Si l'année 2020 est définitivement gâchée, les organisations aux reins plus solides ne perdent pas espoir de relancer la machine. Et c'est le travail à distance qui pourrait leur sauver la mise. De moins de 700.000 avant la crise, les salariés qui travaillent depuis leur domicile sont passés à marche forcée à plus de 5 millions. Ils y ont pris goût : selon une enquête CSA/Malakoff Humanis, 73 % d'entre eux souhaitent poursuivre après le confinement de manière régulière ou plus ponctuelle. Du temps perdu en moins dans les transports. Les managers qui faisaient de la résistance découvrent que l'on peut fonctionner à distance de manière efficace. « Mais le télétravail à la maison montre aussi ses limites, relève Stéphane Bensimon, président de Wojo. Manque le lien social que justement les espaces de co-working peuvent apporter dans un cadre moins rigide que le bureau classique. » Pour Clément Alteresco (Morning Coworking), « le co-working qui est par nature un super laboratoire des nouvelles tendances au bureau a une belle carte à jouer ».

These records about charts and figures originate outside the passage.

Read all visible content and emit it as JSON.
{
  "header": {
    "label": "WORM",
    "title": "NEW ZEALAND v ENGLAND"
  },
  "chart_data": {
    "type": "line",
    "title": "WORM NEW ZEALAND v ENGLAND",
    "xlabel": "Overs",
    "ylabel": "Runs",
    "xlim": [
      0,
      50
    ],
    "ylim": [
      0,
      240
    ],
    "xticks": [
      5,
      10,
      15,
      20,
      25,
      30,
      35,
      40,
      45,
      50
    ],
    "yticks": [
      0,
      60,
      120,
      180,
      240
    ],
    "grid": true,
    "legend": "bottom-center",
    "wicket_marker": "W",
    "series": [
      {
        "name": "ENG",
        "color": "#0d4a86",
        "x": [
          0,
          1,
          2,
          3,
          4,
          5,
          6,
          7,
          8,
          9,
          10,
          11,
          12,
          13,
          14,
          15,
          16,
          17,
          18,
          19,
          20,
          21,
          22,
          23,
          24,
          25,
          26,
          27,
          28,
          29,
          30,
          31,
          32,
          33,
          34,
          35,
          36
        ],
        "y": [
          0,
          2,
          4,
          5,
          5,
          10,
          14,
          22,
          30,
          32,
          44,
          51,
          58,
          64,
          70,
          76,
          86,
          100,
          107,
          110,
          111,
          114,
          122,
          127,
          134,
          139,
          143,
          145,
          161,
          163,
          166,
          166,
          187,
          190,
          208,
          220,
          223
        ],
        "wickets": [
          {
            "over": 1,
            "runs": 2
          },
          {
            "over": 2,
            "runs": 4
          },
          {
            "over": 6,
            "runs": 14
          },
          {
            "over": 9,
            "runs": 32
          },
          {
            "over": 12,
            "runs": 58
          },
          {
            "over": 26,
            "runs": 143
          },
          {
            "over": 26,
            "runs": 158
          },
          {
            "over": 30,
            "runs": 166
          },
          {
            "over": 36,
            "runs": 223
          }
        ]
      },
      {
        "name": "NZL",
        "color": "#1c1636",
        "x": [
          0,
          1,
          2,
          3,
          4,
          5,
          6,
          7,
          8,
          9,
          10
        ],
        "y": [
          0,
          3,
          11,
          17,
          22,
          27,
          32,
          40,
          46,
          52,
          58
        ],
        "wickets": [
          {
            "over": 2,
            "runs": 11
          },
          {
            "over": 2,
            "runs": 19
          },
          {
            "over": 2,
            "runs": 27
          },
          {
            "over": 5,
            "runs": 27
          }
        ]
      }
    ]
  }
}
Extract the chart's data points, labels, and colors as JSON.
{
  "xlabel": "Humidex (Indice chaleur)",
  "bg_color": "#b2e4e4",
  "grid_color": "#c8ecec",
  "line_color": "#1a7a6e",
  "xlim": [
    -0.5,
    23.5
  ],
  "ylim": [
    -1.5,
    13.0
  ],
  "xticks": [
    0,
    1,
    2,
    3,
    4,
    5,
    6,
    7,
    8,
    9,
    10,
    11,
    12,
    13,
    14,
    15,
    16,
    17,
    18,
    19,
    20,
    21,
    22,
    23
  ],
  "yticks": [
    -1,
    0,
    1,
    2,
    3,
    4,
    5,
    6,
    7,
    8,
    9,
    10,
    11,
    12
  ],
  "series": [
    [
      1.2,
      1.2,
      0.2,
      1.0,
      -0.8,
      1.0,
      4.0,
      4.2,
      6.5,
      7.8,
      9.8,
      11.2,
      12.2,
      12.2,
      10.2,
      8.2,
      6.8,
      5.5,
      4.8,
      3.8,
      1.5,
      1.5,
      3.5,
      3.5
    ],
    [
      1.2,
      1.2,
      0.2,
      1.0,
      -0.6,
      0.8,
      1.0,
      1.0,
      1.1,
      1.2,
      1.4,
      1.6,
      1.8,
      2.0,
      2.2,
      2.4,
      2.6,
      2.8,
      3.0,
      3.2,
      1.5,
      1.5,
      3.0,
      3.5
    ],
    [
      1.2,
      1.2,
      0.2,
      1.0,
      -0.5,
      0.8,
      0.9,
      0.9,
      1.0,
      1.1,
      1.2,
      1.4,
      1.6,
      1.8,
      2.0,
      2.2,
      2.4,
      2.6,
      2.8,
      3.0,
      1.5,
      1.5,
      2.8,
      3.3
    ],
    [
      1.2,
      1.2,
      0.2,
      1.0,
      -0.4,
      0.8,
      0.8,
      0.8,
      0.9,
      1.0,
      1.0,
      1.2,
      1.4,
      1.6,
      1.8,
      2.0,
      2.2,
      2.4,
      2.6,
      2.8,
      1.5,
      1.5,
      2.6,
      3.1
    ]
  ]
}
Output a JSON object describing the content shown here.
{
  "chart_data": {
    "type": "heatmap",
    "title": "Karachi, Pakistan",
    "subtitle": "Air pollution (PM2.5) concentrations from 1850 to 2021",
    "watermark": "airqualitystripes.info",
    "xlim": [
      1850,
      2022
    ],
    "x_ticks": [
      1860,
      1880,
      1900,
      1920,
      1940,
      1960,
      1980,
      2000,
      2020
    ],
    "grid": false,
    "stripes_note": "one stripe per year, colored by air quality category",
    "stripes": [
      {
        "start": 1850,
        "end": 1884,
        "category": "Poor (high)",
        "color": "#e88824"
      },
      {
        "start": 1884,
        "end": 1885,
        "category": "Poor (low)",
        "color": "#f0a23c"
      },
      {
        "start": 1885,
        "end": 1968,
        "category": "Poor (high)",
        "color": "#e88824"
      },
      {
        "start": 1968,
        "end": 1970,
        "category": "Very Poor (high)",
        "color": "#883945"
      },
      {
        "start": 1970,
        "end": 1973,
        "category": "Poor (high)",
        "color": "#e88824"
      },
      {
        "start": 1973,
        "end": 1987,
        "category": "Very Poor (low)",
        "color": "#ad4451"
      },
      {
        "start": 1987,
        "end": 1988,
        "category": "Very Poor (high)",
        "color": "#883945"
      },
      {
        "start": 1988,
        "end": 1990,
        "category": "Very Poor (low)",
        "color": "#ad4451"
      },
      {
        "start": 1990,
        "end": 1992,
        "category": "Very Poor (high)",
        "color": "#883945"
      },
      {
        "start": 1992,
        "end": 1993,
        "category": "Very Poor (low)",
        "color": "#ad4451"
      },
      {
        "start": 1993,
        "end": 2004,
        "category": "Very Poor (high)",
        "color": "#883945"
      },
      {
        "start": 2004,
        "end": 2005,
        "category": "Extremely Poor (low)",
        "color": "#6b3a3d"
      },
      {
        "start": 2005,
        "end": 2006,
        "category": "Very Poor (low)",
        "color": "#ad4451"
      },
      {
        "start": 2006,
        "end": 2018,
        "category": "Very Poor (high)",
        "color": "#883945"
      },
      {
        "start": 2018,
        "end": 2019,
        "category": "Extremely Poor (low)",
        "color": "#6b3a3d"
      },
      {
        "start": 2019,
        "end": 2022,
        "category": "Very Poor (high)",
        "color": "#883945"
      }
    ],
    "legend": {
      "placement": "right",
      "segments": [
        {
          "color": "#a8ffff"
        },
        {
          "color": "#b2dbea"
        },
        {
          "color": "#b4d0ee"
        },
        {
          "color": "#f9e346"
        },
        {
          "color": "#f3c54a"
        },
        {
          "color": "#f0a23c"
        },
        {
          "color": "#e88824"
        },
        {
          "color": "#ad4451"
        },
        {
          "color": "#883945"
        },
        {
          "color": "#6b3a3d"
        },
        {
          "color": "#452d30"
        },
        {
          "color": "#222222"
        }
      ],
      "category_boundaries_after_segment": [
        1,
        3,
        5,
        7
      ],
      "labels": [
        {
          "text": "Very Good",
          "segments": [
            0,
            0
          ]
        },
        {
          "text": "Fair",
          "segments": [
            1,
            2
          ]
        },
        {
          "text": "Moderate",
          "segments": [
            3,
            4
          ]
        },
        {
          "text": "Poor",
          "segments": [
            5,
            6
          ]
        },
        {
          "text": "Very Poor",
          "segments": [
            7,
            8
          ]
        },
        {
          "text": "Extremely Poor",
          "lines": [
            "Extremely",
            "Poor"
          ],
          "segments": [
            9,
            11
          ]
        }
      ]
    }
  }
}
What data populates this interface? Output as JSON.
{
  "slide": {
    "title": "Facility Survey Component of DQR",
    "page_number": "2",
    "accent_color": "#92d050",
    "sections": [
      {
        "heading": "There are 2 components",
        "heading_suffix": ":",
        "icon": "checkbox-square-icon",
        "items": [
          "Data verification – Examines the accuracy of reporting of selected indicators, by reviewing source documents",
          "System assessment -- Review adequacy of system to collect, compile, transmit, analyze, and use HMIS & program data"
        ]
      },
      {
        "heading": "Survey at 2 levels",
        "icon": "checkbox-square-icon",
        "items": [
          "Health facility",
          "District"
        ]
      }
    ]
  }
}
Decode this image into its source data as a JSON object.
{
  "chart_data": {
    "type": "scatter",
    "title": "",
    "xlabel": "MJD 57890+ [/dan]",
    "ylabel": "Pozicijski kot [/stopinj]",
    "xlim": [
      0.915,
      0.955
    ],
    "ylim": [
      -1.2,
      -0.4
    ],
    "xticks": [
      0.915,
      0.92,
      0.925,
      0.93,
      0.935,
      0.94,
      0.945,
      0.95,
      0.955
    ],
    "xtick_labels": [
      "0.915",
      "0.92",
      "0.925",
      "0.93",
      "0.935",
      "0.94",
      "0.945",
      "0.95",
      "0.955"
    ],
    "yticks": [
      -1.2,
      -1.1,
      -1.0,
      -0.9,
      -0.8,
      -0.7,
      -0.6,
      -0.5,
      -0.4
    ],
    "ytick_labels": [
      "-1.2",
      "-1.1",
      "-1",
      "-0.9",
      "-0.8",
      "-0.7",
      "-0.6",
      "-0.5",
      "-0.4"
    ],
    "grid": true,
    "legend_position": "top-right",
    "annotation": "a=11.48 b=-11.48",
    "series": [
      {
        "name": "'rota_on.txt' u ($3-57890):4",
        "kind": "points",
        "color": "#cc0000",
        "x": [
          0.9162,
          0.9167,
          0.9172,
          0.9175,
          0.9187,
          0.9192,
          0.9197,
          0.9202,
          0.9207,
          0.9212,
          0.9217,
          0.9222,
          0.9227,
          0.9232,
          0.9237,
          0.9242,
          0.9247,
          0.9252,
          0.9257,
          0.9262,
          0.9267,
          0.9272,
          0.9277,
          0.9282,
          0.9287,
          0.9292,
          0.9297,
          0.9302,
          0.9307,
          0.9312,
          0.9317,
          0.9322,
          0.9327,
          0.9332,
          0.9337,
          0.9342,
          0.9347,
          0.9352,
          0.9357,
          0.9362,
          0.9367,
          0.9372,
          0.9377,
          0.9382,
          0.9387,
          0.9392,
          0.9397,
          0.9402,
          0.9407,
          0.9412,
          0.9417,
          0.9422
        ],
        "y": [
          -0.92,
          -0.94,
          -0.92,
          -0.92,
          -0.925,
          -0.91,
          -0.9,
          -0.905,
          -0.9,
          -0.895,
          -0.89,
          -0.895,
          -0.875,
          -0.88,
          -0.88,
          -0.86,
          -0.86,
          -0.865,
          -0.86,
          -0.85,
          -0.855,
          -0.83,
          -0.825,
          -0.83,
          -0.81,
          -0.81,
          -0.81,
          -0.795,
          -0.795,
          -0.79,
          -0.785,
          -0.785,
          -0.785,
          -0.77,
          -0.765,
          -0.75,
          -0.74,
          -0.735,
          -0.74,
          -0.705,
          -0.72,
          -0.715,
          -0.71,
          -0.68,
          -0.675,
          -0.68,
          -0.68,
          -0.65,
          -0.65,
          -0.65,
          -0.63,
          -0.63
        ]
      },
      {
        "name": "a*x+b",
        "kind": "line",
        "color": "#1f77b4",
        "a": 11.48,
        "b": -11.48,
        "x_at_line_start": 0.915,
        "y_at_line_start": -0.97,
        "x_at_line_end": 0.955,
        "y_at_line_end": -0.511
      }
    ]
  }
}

En période de crise économique, partager des bureaux peut aussi permettre à des entreprises du tertiaire de diminuer les charges fixes. Leur stratégie immobilière pourrait intégrer des formules plus souples, mieux adaptées à une conjoncture incertaine. Selon Wojo, mixer baux traditionnels et mètres carrés flexibles réduirait la facture immobilière tout en surfant sur les nouvelles attentes de télétravail. Des formules peuvent également répondre à des besoins ponctuels. Comme les cartes prépayées du réseau Anticafé que des employeurs offrent à leurs équipes pour télétravailler ou s'organiser une réunion dans un cadre chaleureux. Une offre BtoB que le dirigeant de la chaîne, Leonid Goncharov, envisage de pousser davantage. Il l'assure : les télétravailleurs salariés pourront représenter jusqu'aux trois quarts de ses co-workers contre un quart actuellement.